Stocks

One 'Magnificent Seven' Stock to Buy in 2025 and One to Avoid

Published January 8, 2025

Among the well-known companies such as Nvidia, Apple, Microsoft, Amazon, Alphabet, Meta Platforms, and Tesla, there exists a remarkable investment option and a stock that may be overpriced.

As Wall Street's bull market continued into its second year, major indices performed impressively. The Dow Jones Industrial Average, S&P 500, and Nasdaq Composite recorded gains of 13%, 23%, and 29%, respectively, in 2024.

This success can be attributed to several factors, including advancements in artificial intelligence (AI) and the political landscape shaped by the recent victory of Donald Trump. However, a significant part of this growth was driven by the performance of the so-called "Magnificent Seven" companies.

The Magnificent Seven represents seven critical players in the market:

These companies are united by two main characteristics. First, they have consistently outperformed the benchmark S&P 500 over the past decade. While the S&P 500 has seen a rise of almost 189% during this time, companies like Amazon, Tesla, and Nvidia have skyrocketed with increases of 1,350%, 2,710%, and an astonishing 28,610%, respectively.

The second characteristic is their competitive advantages in their industries:

  • Nvidia is a leader in the graphics processing market, particularly in AI-optimized data centers.
  • Apple dominates the domestic smartphone market and executes one of the most aggressive share repurchase programs among public companies.
  • Microsoft's Azure is the second-largest cloud service provider, while Windows remains a widely-used operating system.
  • Amazon leads the online marketplace sector and its cloud service, AWS, holds the top position globally.
  • Alphabet boasts nearly 90% market share in internet search, with Google Cloud following closely in global rankings.
  • Meta Platforms' flagship Facebook caters to a vast user base across its apps.
  • Tesla remains a top player in the electric vehicle market with a proven track record of profitability.

While these companies share impressive credentials, their futures diverge significantly. As investors look ahead to 2025, one stock emerges as a compelling buy while another one is advised to be avoided.

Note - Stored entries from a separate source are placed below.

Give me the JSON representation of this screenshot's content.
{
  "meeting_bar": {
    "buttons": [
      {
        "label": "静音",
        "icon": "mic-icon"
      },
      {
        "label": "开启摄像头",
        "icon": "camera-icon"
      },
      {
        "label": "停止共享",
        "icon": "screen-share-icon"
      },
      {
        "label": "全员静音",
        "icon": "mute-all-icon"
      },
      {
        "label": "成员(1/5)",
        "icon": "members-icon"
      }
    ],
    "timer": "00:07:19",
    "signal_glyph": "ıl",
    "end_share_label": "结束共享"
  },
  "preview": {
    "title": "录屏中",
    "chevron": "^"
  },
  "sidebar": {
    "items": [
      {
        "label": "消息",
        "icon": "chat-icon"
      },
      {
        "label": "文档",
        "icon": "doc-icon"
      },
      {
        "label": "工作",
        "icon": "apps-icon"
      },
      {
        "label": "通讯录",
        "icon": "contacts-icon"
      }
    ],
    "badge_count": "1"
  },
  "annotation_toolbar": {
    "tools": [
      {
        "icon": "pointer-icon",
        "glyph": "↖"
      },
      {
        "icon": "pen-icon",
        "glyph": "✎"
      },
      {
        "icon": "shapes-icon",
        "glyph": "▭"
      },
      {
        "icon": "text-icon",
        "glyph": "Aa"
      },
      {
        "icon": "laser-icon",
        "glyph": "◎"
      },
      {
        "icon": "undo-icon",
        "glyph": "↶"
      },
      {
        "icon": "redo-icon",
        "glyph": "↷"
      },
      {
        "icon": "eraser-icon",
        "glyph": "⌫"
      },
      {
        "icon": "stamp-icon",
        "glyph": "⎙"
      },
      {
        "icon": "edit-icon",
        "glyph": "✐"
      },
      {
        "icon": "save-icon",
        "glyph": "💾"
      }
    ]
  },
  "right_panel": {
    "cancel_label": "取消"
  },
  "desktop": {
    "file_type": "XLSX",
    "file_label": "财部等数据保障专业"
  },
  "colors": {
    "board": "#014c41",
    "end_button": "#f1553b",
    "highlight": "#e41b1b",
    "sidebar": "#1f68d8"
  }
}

Best Buy for 2025: Alphabet

In the new year, Alphabet shines as an excellent investment choice within the Magnificent Seven group. One significant factor is its leadership in internet search. Over the past decade, Google has maintained a commanding 89% to 93% share of the global search market, allowing it to effectively price its advertising.

Moreover, Alphabet owns YouTube, the second-most visited social platform, which continuously enhances its advertising revenue through growing user engagement, including the popular Shorts feature.

Despite the cyclical nature of ad spending, history has shown that growth periods last significantly longer than downturns, suggesting Alphabet will benefit in the long run.

Furthermore, Google Cloud is poised for remarkable growth. As companies shift towards cloud services, Alphabet's integration of AI technologies is set to boost its cash flow even further in the coming years.

With substantial cash reserves, totaling $93.2 billion at the end of Q3 2024, Alphabet can efficiently reward shareholders, having repurchased $286.7 billion in stock over the past decade—making it one of the top firms in this area.

In terms of valuation, Alphabet appears attractive at a price-to-cash-flow ratio of 15.7 for 2025, indicating a 13% discount compared to its average over the last five years.

Stock to Avoid in 2025: Nvidia

Conversely, investors may want to tread carefully around Nvidia. While the company has seen remarkable growth, with its dominant position in the AI GPU market, many of the factors fueling its success are already reflected in its stock price.

The competition in the GPU space is intensifying, with rivals like Advanced Micro Devices (AMD) ramping up production and major customers—including Microsoft, Meta, Amazon, and Alphabet—developing their own chips.

Additionally, the political landscape poses challenges, particularly with the potential tariffs under the incoming Trump administration affecting trade routes with China. This adds an element of uncertainty to Nvidia's future market position.

Investors should remember that groundbreaking technologies often experience boom-and-bust cycles, as seen in past tech bubbles. The current enthusiasm for AI may lead to overvaluation, similar to previous market patterns.

Finally, although Nvidia's forward P/E ratio may not seem excessive, its price-to-sales ratio of 32 is concerning relative to historical trends, indicating potential difficulty ahead for stock price stability.

In summary, while Alphabet is a stock to consider for 2025, Nvidia warrants caution as the market evolves.